Saat ini, ada puluhan label independen atau indie label di Bandung yang merekam pelbagai album band indie di kota itu: Spills Records, Harder, Riotic, Apocalypse Records, Distorsi, dan Fast Forwards Records. Yang disebut terakhir sempat merilis album grup Mocca, yang meledak di pasaran. Sekadar catatan, meski sama-sama bagian dari industri, yang membedakan indie label dengan major label adalah spirit kebebasannya. Juga semangat pertemanannya.

Untuk memasarkan albumnya, band-band muda itu menitipkan rekamannya berformat kaset atau cakram padat (CD) ke distro distribution order. Ini satu toko kecil yang juga menjual kaus oblong, celana panjang, tas, papan selancar, dan aneka aksesori buatan industri rumahan. Misalnya, Anonim, Airplane, Ouval, Riotic, dan 347.

Berbagai radio di Kota Kembang ikut menyemaikan band indie. Pada 1992, lewat tangan dingin Samuel Marudut (almarhum), lahirlah sebuah program di radio GMR: memutar demo rekaman pelbagai band baru asal Bandung dan sekitarnya. GMR juga ikut mempopulerkan keberadaan sejumlah band yang berasal dari luar Bandung.

Sementara itu, radio lain di Bandung, Ardan, OZ, dan Ninetyniners, mempunyai acara tangga lagu atau charts yang khusus menampung band indie. Band itu tinggal mengirim kaset atau CD demo album ke radio-radio tersebut. Stasiun radio itu kemudian menyeleksinya untuk ditempatkan dalam daftar peringkat.

Sepak terjang komunitas indie juga dieskpos cukup intens lewat majalah. Pelopornya Revograms Zine, yang terbit pada 1995. Ini fanzine (majalah fotokopian) musik pertama di Indonesia terbitan komunitas indie di Ujungberung, Bandung. Lalu muncul fanzine indie lain, seperti Swirl, Tigabelas, dan Membakar Batas. Setelah itu, terbit majalah Trolley dan Ripple pada 1996. Trolley tutup pada 2002, sementara Ripple berubah format dari majalah saku menjadi format majalah standar. Ripple bertiras sekitar 7.000 eksemplar dan kini tersebar di Bandung, Jakarta, Yogyakarta, Malang, dan kota-kota di luar Jawa.

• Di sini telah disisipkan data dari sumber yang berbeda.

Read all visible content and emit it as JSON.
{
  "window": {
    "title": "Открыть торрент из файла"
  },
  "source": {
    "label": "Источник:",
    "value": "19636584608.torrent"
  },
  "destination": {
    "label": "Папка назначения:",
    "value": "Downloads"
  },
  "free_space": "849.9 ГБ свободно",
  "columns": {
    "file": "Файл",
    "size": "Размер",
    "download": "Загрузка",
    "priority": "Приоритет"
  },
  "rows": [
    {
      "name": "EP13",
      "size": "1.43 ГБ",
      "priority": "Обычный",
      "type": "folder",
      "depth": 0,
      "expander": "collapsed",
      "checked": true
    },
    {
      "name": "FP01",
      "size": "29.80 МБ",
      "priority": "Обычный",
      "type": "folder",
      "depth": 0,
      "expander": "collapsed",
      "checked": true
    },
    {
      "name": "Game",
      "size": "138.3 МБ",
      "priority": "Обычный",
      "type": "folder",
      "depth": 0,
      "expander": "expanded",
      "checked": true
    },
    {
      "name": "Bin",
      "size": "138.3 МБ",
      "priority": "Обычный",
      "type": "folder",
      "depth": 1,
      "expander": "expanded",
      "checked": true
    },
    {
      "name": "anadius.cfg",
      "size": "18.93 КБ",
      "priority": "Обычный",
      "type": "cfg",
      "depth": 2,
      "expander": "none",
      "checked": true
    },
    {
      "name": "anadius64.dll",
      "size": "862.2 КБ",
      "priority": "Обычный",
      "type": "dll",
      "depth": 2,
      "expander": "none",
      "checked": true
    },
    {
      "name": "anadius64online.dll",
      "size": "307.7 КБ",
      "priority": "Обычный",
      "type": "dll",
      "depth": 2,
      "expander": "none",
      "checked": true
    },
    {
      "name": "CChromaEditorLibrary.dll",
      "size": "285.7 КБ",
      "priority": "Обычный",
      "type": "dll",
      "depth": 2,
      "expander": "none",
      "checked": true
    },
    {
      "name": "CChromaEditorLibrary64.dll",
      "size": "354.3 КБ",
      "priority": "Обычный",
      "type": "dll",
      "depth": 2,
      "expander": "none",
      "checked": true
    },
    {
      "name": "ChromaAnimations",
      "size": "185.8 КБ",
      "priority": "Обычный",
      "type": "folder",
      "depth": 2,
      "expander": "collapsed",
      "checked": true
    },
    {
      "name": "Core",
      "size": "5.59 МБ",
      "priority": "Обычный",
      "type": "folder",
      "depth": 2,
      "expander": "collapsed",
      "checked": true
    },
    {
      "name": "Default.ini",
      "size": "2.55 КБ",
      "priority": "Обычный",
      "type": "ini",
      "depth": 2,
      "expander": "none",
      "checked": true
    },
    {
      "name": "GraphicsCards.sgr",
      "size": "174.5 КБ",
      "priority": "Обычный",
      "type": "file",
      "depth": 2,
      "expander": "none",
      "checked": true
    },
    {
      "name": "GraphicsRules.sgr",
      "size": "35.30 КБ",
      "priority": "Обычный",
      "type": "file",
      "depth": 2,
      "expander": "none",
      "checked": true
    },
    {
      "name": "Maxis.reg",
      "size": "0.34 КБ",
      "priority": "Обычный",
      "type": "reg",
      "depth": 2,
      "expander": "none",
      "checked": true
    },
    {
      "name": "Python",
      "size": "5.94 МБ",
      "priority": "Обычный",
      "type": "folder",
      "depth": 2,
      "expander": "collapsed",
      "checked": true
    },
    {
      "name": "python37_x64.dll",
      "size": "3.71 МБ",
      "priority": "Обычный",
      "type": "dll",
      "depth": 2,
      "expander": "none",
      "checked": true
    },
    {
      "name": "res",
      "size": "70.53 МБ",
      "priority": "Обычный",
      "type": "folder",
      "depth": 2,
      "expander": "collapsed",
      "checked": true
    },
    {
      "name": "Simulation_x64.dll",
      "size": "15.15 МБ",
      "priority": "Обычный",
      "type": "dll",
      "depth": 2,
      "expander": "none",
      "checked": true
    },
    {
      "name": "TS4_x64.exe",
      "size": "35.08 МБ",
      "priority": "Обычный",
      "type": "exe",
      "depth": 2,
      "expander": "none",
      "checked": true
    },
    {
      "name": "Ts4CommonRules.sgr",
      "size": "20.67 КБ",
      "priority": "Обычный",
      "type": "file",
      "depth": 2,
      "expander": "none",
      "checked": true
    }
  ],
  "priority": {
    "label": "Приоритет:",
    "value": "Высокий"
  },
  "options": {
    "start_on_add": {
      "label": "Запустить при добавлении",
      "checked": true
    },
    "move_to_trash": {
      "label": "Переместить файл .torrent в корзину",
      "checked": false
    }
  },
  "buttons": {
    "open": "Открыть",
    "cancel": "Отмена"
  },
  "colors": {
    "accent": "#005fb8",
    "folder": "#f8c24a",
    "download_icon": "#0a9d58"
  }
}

Pelbagai acara musik underground di sejumlah tempat di Bandung juga menyuburkan band indie. Ada pentas musik underground yang kerap digelar di Gedung Olahraga Saparua, Festival Dago yang belakangan digelar di sepanjang Jalan Dago, Pasar Seni ITB, dan konser-konser musik di sejumlah SMA.

Yang jelas, Garasi dan band sejenisnya yang menjamur di Tanah Air belakangan ini memang bukan gerakan perlawanan atau semacam counter culture. Mereka hanyalah kaum muda yang ingin mengerjakan sesuatu seperti keinginannya dengan cara semampunya. Mereka mewakili gerakan kaum muda yang bersemboyan D.I.Y, singkatan Do It Yourself alias kerjakan sendiri. Atau, dalam bahasa anak-anak indie Bandung, kumaha aing!